Retour à Séville

France-RFA 1982 Séville

LIVRE – On a tous un compte à régler avec Séville. Pierre Louis Basse, journaliste et écrivain, a couché le sien sur papier. C’était en 2005, vingt trois ans après les faits…

Tu me jettes, tu me quittes, pas de quoi se jeter d’une tour,
Après tout, ça m’évite d’avoir à te jeter un jour.
J’ai porté des poids plus lourds, j’ai eu des astres plus désastreux,
Des deuils et des crashs d’amour, des instants plus douloureux,
Comme France-Allemagne 82…
.
(Bartone, France-Allemagne 82, 2005)

Comme Bartone, tous ceux qui ont vécu la rencontre France-Allemagne de 1982 ont un compte à régler avec ce match si particulier. Bien des années après, on cherche toujours à comprendre comment la France a pu perdre un tel match, comment l’arbitre a-t-il pu voir la faute grossière du gardien sans songer à l’exclure, comment une équipe de RFA à la dérive a-t-elle pu remonter une partie si mal embarquée…

Epinay-sur-Orge

Pierre-Louis Basse, journaliste et écrivain est revenu, vingt-trois ans après, sur ce match si particulier : “Je me doutais bien, il y a quelques mois déjà, que cette affaire se terminerait par la défaite de l’équipe de France. Je n’avais pas franchement réalisé à quel point le fait de vouloir maintenir la même musique jusqu’au bout, jusqu’à en mourir, avait finalement privé cette génération d’artistes d’une finale de Coupe du Monde. A force de les voir jouer, de les entendre, de les revoir aussi, je me suis progressivement débarrassé de mon chagrin de Séville. Comme si, près de vingt-cinq ans après ma colère dans le jardin d’Epinay-sur-Orge, je venais enfin de comprendre les raisons de cette défaite.

Pierre-Louis Basse a écrit de nombreux ouvrages sur le football, sur le sport et sur l’histoire. Il est l’auteur notamment de deux romans très remarqués, “Guy Môquet, une enfance fusillée” (2000) et “Ma ligne 13“. Il prête également sa plume pour “Un rêve modeste et fou“, autobiographie de Eric Cantona.

France-RFA 1982 est un match à part de l’histoire du football. Il semble s’être disputé au delà du tournoi dont il constituait quand même une demi-finale. C’est un match qui surtout, n’a pas de morale. La meilleure équipe sur le terrain est celle qui a perdu.

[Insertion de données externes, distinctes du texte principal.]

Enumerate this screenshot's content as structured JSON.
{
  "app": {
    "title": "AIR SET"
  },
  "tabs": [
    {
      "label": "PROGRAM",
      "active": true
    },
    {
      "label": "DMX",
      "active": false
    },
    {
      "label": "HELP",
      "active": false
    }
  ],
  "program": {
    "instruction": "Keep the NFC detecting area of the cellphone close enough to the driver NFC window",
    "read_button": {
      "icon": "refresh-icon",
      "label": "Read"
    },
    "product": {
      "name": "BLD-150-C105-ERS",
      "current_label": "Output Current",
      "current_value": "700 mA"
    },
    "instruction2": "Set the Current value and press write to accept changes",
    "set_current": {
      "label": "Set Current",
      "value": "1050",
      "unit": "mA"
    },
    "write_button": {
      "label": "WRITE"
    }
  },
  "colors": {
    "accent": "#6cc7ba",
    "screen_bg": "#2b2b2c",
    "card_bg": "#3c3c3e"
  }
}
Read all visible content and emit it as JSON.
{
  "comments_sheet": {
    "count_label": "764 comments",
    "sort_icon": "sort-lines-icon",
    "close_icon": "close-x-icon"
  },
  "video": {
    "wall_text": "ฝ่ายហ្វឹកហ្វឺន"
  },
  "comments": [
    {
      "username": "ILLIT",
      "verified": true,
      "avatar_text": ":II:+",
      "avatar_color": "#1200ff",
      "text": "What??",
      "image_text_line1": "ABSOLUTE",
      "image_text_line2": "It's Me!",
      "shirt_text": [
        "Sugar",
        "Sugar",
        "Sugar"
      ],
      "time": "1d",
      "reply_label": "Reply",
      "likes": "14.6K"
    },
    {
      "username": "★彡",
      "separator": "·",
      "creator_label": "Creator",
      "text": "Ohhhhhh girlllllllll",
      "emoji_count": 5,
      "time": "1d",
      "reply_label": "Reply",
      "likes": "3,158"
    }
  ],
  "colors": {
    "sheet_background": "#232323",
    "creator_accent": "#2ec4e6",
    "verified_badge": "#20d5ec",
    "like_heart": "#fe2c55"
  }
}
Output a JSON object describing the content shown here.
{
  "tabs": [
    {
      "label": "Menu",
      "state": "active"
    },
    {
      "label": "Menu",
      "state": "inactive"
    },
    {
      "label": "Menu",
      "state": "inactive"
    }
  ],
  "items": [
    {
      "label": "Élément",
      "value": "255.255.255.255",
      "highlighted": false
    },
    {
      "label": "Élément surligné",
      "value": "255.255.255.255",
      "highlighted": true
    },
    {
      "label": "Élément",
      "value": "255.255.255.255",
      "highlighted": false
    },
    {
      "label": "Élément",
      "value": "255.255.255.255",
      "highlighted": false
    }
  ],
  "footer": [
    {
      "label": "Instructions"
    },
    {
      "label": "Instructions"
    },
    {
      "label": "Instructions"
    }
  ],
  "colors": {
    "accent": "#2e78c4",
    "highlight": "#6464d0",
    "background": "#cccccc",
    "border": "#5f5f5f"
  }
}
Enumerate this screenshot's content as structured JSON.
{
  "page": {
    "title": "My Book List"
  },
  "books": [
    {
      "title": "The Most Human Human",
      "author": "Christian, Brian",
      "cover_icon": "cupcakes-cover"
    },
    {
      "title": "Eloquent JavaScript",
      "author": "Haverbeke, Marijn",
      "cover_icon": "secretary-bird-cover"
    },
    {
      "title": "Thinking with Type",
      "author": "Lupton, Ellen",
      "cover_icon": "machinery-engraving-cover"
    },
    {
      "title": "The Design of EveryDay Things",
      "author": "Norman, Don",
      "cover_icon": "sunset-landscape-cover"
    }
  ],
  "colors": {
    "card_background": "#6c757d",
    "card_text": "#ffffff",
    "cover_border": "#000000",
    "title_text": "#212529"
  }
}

C’était déjà le cas quelques jours plus tôt lorsque le Brésil, superbe favori du Mondial 1982, s’était fait sortir par la mesquine Italie. Le public s’était à peine remis de cette déception que Séville allait enfoncer le clou un peu plus.

Le match d’un siècle

C’est un match qui semble avoir duré un siècle. Jamais un match de Coupe du Monde ne s’était clos sur une série de tirs au but. Il s’est passé toutes sortes d’événements hors norme. D’abord quelques buts superbes : la reprise de volée pure de Marius Trésor en début de prolongations, le ciseau retourné de Klaus Fischer qui remet les deux équipes à 3-3. Des occasions à foison : le coup franc sur la barre de Paul Breitner, en tout début de match, et tout à la fin, le tir lointain de Manuel Amoros qui s’écrase sur la même barre. Des événements inédits : les tirs au but, donc, mais aussi cette faute invraisemblable du gardien allemand sur Patrick Battiston, une attaque d’une violence inouïe… et aucune réaction de l’arbitre, pas de carton rouge, ni jaune, même pas le moindre coup-franc. Enfin, une image symbole, la joie délirante du très posé Alain Giresse, qui inscrit le troisième but, persuadé d’avoir qualifié son équipe pour la finale.

Ce match a donc duré un siècle tellement on l’a rejoué sans en trouver l’explication. L’équipe de France a perdu, mais jamais l’équipe de France n’a été aussi grande que ce soir-là. Même l’équipe qui a remporté la Coupe du Monde en 1998 ne pourra être aussi grande que celle qui a perdu en 1982.